Results FROM WEEK XVII, in which you were asked to rewrite well- known statements the way George W. Bush might have uttered them. This proved difficult. There were more than 2,000 entries, but most didn't quite understand the wondrous thing that is a Bushism. A Bushism is not merely a Spoonerism ("the hirsute of pappiness") or a malapropism or a Freudian slip, and it certainly is not a politically blunt bon mot ("Give me liberty to give them death"). A Bushism is a magnificent pratfall of the cerebral cortex, in which a lifetime of experience and learning and intuition comes hurtling out upside down and backward, wearing its underpants on its head.
* Third Runner-Up: "It ain't over till the fat lady eats." (John Kammer, Herndon)
* Second Runner-Up: "If I have seen further it's because I have stood on the shoulders of giant ants." (Jonathan Paul, Garrett Park)
* First Runner-Up: "I, George Walker Bush, do solemnly swear I will execute the president of the United States . . ." (Chris Doyle, Burke; Joseph Romm, Washington)

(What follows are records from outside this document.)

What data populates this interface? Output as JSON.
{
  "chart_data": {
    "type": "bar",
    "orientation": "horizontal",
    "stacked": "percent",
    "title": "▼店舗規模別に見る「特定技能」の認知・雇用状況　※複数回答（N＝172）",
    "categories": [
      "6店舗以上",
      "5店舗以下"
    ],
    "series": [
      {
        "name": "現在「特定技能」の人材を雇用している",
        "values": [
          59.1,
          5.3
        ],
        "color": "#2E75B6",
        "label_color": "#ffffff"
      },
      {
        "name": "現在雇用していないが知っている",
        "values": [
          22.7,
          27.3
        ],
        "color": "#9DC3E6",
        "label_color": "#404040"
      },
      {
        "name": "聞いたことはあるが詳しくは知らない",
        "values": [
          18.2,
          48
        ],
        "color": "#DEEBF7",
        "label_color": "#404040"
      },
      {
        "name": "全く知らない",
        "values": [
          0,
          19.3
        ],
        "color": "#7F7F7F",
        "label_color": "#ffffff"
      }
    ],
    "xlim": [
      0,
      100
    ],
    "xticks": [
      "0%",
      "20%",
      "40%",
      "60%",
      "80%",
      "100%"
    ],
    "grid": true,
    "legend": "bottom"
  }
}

* And the winner of the facade tile from the set of "Beverly Hills, 90210":
"It's Al Gore and me. Eye to eye. Toe to toe. Guano a guano." (David Genser, Arlington)
* Honorable Mentions:
"The whole country is going to hurl in a handbasket."
(David Genser, Arlington)
"I believe in the sanctimony of human life."
(Steve Wennberg, York Springs, Pa.)
"Criminals should just get their desserts."
(Mike Genz, La Plata)
"Politics makes strange bedwetters." (David Genser, Arlington)
"When someone offers you drugs, just say, 'Not right now.' "
(Sandra Hull, Arlington)
"It's the stupid economy."
(Robin D. Grove, Laurel)
"The NRA won't support me if I denounce gun violence, and the voters won't support me if I do. It's a real Colt .22."
(Jean Sorensen, Herndon)
"Is the pope a Cadillac?"
(Jennifer Hart, Arlington)
"You have to break a few eggs to make a chicken."
(Jonathan Paul, Garrett Park)
"My fellow Americanites . . . ."
(Ben Aronin, White Plains, N.Y.)
"More fun than shooting a barrel of monkeys."
(Brad Cooper, Washington; Jonathan Paul, Garrett Park)
"Now this is not the end. It is not even the beginning of the end. But it is, perhaps, that middle part of the thingy before you get near the end." (Russell Beland, Springfield)
"Been that. Done there."
(David Genser, Arlington)
"We have nothing to fear but fear we must."
(Paul Kocak, Syracuse, N.Y.)
"All wind broke loose."
(Kevin Marshall, Alexandria)
"I believe our children are the furniture."
(David Genser, Arlington)
* The Uncle's Pick:
"That is a thing with which I am down."
(Russell Beland, Springfield)
The Uncle Explains: This is a gentle jibe at the careless if colorful patois of America's youngsters, who have borrowed some expressions from the rap (or so-called "hop-hop") generation. I am told that one of these expressions is "I am down with that," which means, in more conventional language, "I heartily approve." By rephrasing the expression in more syntactically correct and understandable terms, the author provides a template for proper speech while underscoring how George W. Bush does not always have his "stuff together," as the kids might say.